In letzter Zeit gab es ja hier einige kritische Kommentare über die Arbeitswelt. Dazu passt - in letzter Konsequenz - sehr gut dieses erschütternde Sozialdrama des Kinohumanisten Ken Loach („Angels’ Share - Ein Schluck für die Engel“), das ich Euch hier mal ans Herz legen möchte, auch wenn es Euch Schmerzen bereiten wird. Die Geschichte, die der 80-jährige Loach nämlich in seinem neuen Film erzählt, ist eine, die das Leben täglich schreibt - und die gerade deshalb mehr an die Nieren geht als irgendein konstruiertes Rühr- und Lehrstück.

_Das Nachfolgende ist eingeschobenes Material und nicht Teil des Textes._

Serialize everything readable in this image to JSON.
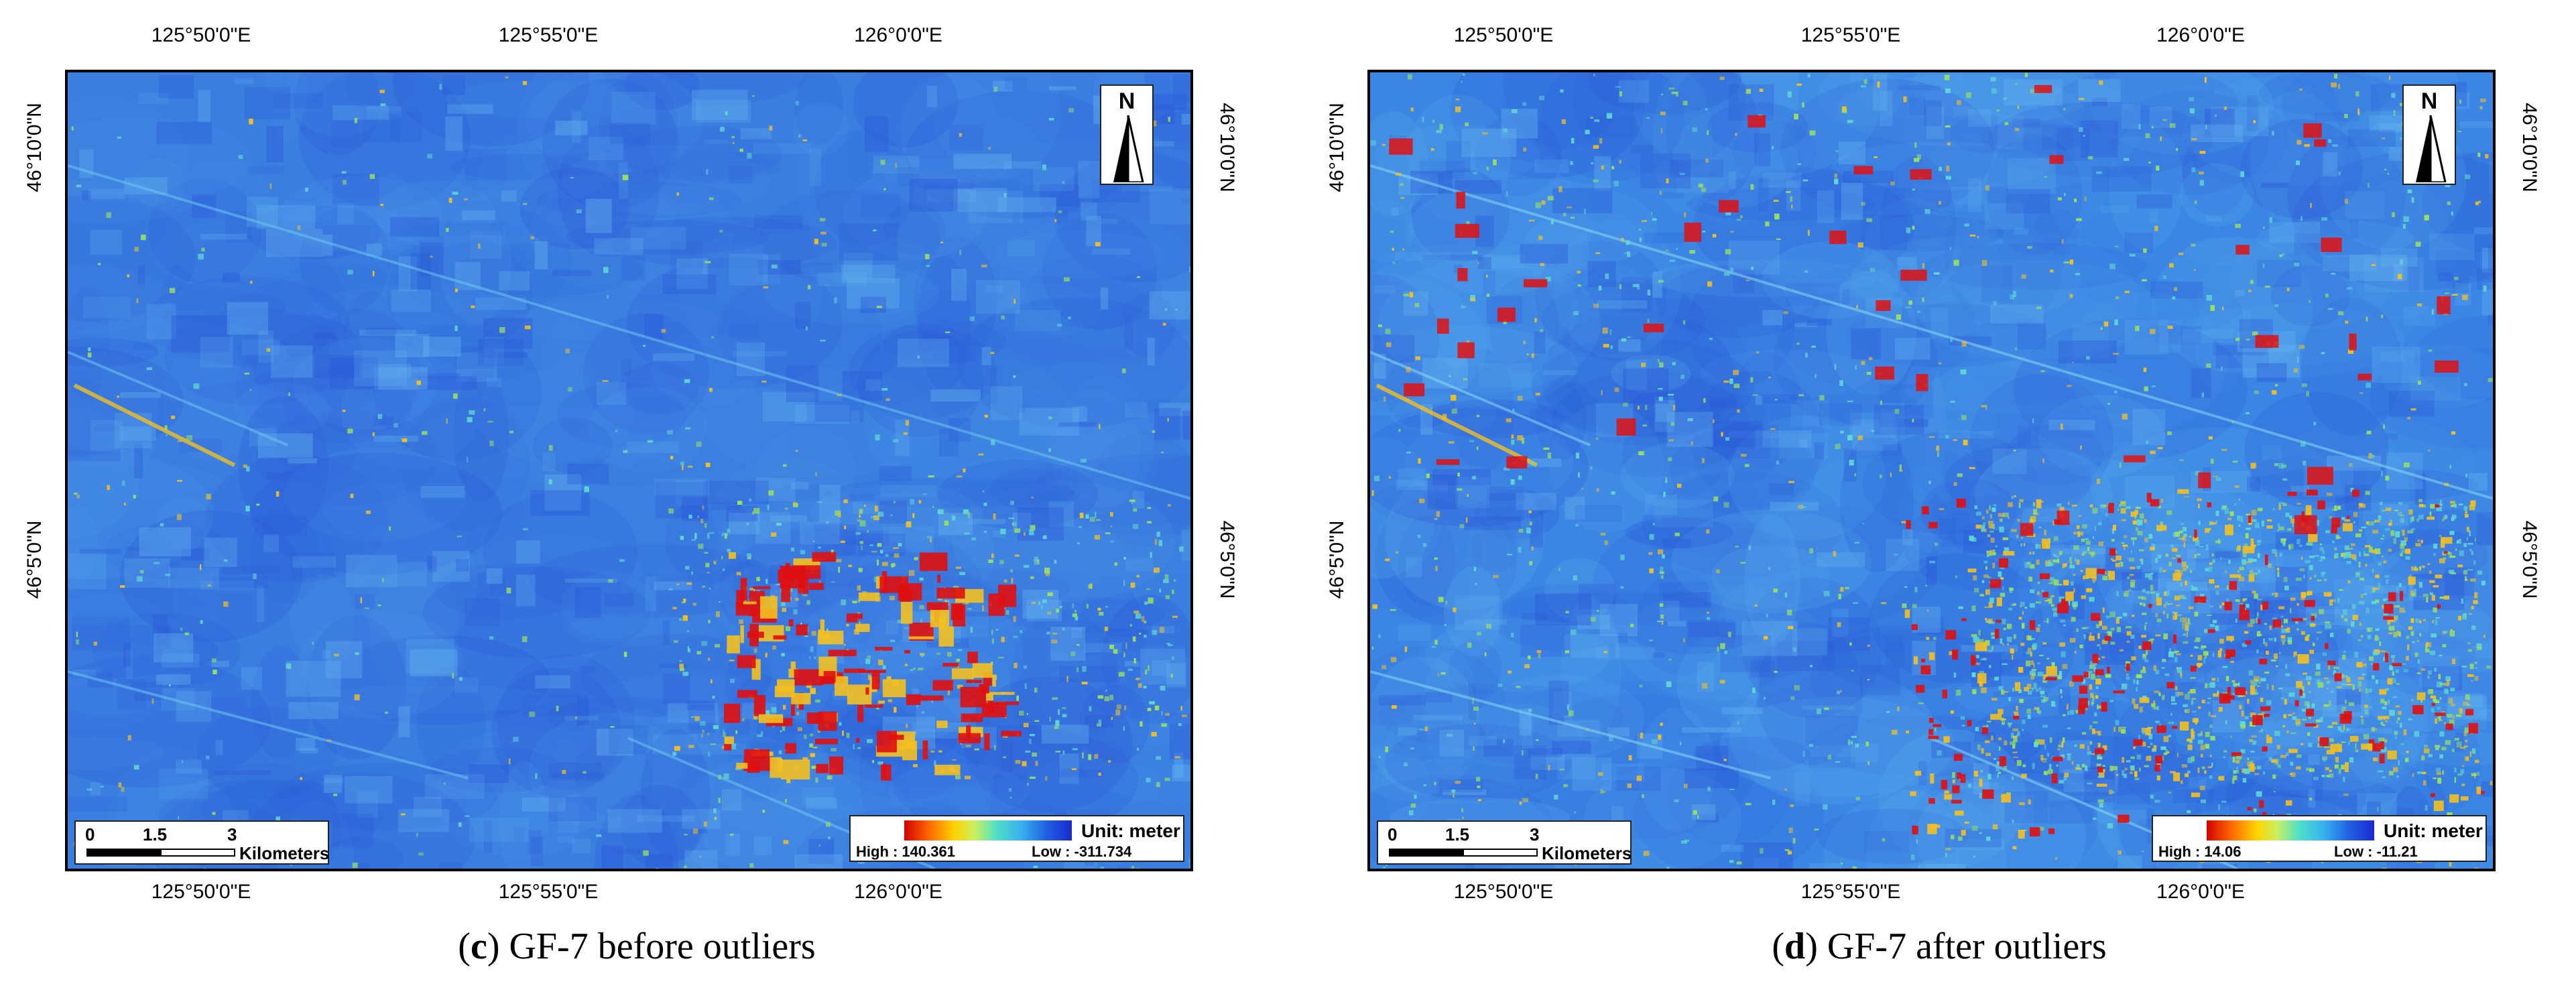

Menschen fallen unverschuldet durch das „soziale“ Netz, irren durch Behördengänge, werden in den Mühlen der Bürokatie zermahlen. Hier der Brite Daniel Blake (wunderbar resolut: Dave Johns). Nach einem Herzinfarkt ist der 59-jährige Zimmermann nicht mehr in der Lage, seinem Beruf nachzugehen. Er beantragt Sozialhilfe, doch schon der erste Besuch beim Sozialamt gerät für den Witwer zur Farce. Hier begegnet er der jungen, alleinerziehenden Katie (Hayley Squires) und ihren beiden Kindern, die sich ebenfalls mit der Ungerechtigkeit des britischen Sozialstaats herumschlagen müssen. Daniel und Katie werden Freunde, unterstützen einander und kämpfen gemeinsam ums Überleben in einem perfiden System, das weder Logik noch Menschlichkeit kennt.

Gerade die kleinen Gesten dieser Freundschaft zwischen zwei Verlorenen sind es, die Loachs warmherzige Milieustudie zu einem aufrüttelnden emotionalen Erlebnis machen. Wut, Hoffnung, Verzweiflung, Freude - dank präziser Dramaturgie und den authentisch agierenden Darstellern Dave Johns und Hayley Squires übertragen sich die Gefühle der Hauptfiguren eins zu eins und lassen bis zum konsequent gesetzten Schlussakkord mitleiden und -hoffen.

Loachs eindringlicher Realismus hinterlässt nicht nur beim Zuschauer tiefen Eindruck, sondern überzeugte auch die Jury in Cannes: Nach seinem Drama „The Wind That Shakes the Barley“ (2006) wurde der bekennende Trotzkist für „Ich, Daniel Blake“ bereits zum zweiten Mal mit der Goldenen Palme ausgezeichnet.

Kann ein Film das System verändern? Man hofft es schon sehr, wenn man nach diesem aus dem Kino wankt.